Scalability, Contention and Coherence
How scalability is inherently tied to contention and coherence
Scalability

Scalability is the ability or characteristic of a system to take on more work/requests without degrading in a measured constraint like throughput and latency. How much work a system can do effectively i.e meeting valid throughput, latency objectives is at the very least constrained by the capacity of the system. When we discuss scalability however we are interested in delving into the things that hamper scalability in the face of both limited and expandable capacity.

In the computing world this expandable capacity usually comes in the form of discrete quanta of resources for example, adding cores to processor, adding more processor sockets to a mother board, adding more hard disks (RAID 0/10), adding more machines to a cluster. Each atomic resource by itself has an inherent capacity to do work which adds to the global capacity of work that can be done.

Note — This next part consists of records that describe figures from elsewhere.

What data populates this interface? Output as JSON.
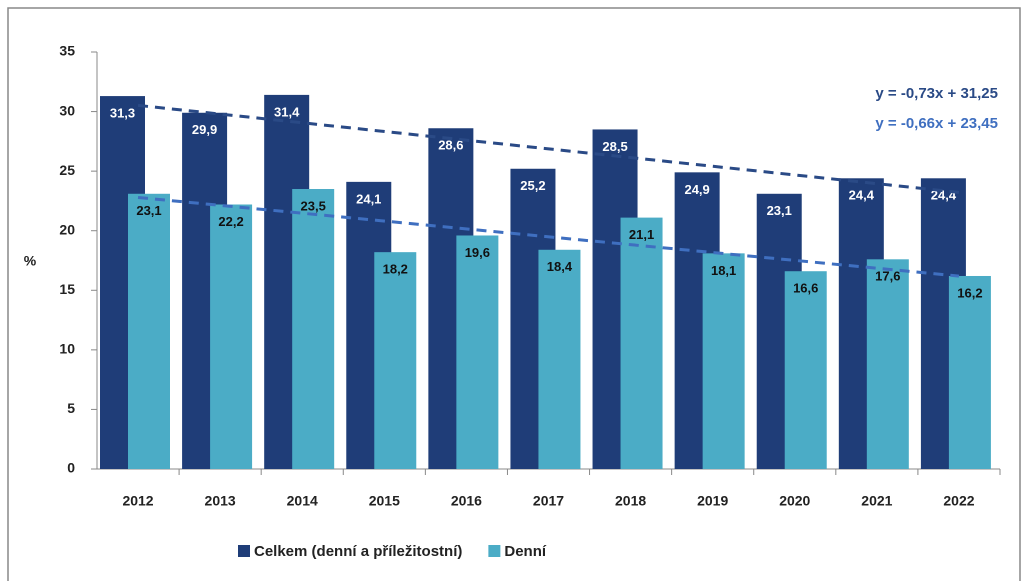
{
  "chart_data": {
    "type": "bar",
    "y_label": "%",
    "categories": [
      "2012",
      "2013",
      "2014",
      "2015",
      "2016",
      "2017",
      "2018",
      "2019",
      "2020",
      "2021",
      "2022"
    ],
    "series": [
      {
        "name": "Celkem (denní a příležitostní)",
        "color": "#1f3d78",
        "values": [
          31.3,
          29.9,
          31.4,
          24.1,
          28.6,
          25.2,
          28.5,
          24.9,
          23.1,
          24.4,
          24.4
        ],
        "value_labels": [
          "31,3",
          "29,9",
          "31,4",
          "24,1",
          "28,6",
          "25,2",
          "28,5",
          "24,9",
          "23,1",
          "24,4",
          "24,4"
        ]
      },
      {
        "name": "Denní",
        "color": "#4bacc6",
        "values": [
          23.1,
          22.2,
          23.5,
          18.2,
          19.6,
          18.4,
          21.1,
          18.1,
          16.6,
          17.6,
          16.2
        ],
        "value_labels": [
          "23,1",
          "22,2",
          "23,5",
          "18,2",
          "19,6",
          "18,4",
          "21,1",
          "18,1",
          "16,6",
          "17,6",
          "16,2"
        ]
      }
    ],
    "trendlines": [
      {
        "label": "y = -0,73x + 31,25",
        "slope": -0.73,
        "intercept": 31.25,
        "color": "#2a4a86"
      },
      {
        "label": "y = -0,66x + 23,45",
        "slope": -0.66,
        "intercept": 23.45,
        "color": "#3f6fc0"
      }
    ],
    "ylim": [
      0,
      35
    ],
    "yticks": [
      0,
      5,
      10,
      15,
      20,
      25,
      30,
      35
    ],
    "legend": "bottom"
  }
}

Let's further define load on a computing system as the amount of work that is submitted to the system. Let's simplify scalability for our discussion and formally define it as throughput/load on the system.


Contention

As we have discussed above, global capacity of a computing system is an aggregate of individual capacities of coarser grained resources. In an ideal world

C = c1 + c2 + .... cn

where C is global capacity and c1...cn are capacities of individual resources. This would also mean, that in an ideal world
T = t1 + t2 + .... tn

where T is global throughput and t1...tn if both of the above were true in a system, we would have what is generally referred to as a linearly scalable system. Except there is no such thing as a linearly scalable system in the real world, systems that appear linearly scalable are merely systems that haven't been put under enough load yet. Bottlenecks emerge in all(almost) systems as load increases, these bottlenecks emerge when there is contention for the same set of global resources. Computing systems usually deal with resource contention, by queuing or dropping work. But the inevitable fact is when there is resource contention, one's system is no longer linearly scalable.

Under heavy contention throughput flat-lines.

Remedying this flatlining is an addressable problem. Find and remove bottlenecks if possible. If not, add more capacity to alleviate the bottleneck. The effects of contention problems are all around us. Too many threads contending for a resource, processes waiting in the runqeue of the scheduler, too many write or read requests waiting to be scheduled by the IO scheduler.


Coherence

Coherence, in the context of computing systems means multiple, individual, interested resources, within the system observe/agree on an event/state. The requirement for Coherence in a computing system, by itself does not affect, throughput or scalability drastically. If however coherence was a precondition for safe execution/running of the system, then every event/state change that requires coherence among participating resources leads to degradation of the system throughput. For example, on a multi core processor, if one of the cores, writes a value to "x" it's register and subsequently L1 cache, which represents a memory location in the OS's virtual memory and triggers a memory barrier, then the caches of all other cores that contain "x" should be invalidated and reloaded with the correct value of "x". This means either all progress is stopped until coherence is reached or any progress made before coherence is reached is discarded. Hence any requirement of coherence among resources to make progress is going to severely affect the system's throughput. Another example of coherence hindering throughput is any system that requires distributed transactions.

Coherence can be achieved through a central coordinator or in a peer-peer fashion where there is no central coordinator. The minimum number of messages that need to exchanged for N resources to reach consensus is N so O(N) is the best case message passing complexity for coherence.

Throughput is inversely proportional to number of events/state transitions that require coherence to make progress

Throughput is inversely proportional to the number of resources/nodes that need to be coherent to make progress

The above image shows clearly that coherence constraints negatively impact throughput of a system. Unlike contention the effects of coherence constraints will only worsen by adding extra capacity because, it means more coordination is required to make progress.


Lessons
We now know when designing and building systems that need to scale, one must watch out for contention and coherence issues. One must further reason if the contention and coherence issues are an artifact of bad design, bad capacity planning or inherent to the problem at hand. One can build highly scalable systems by avoiding contention and eliminating coherence constraints where none are required.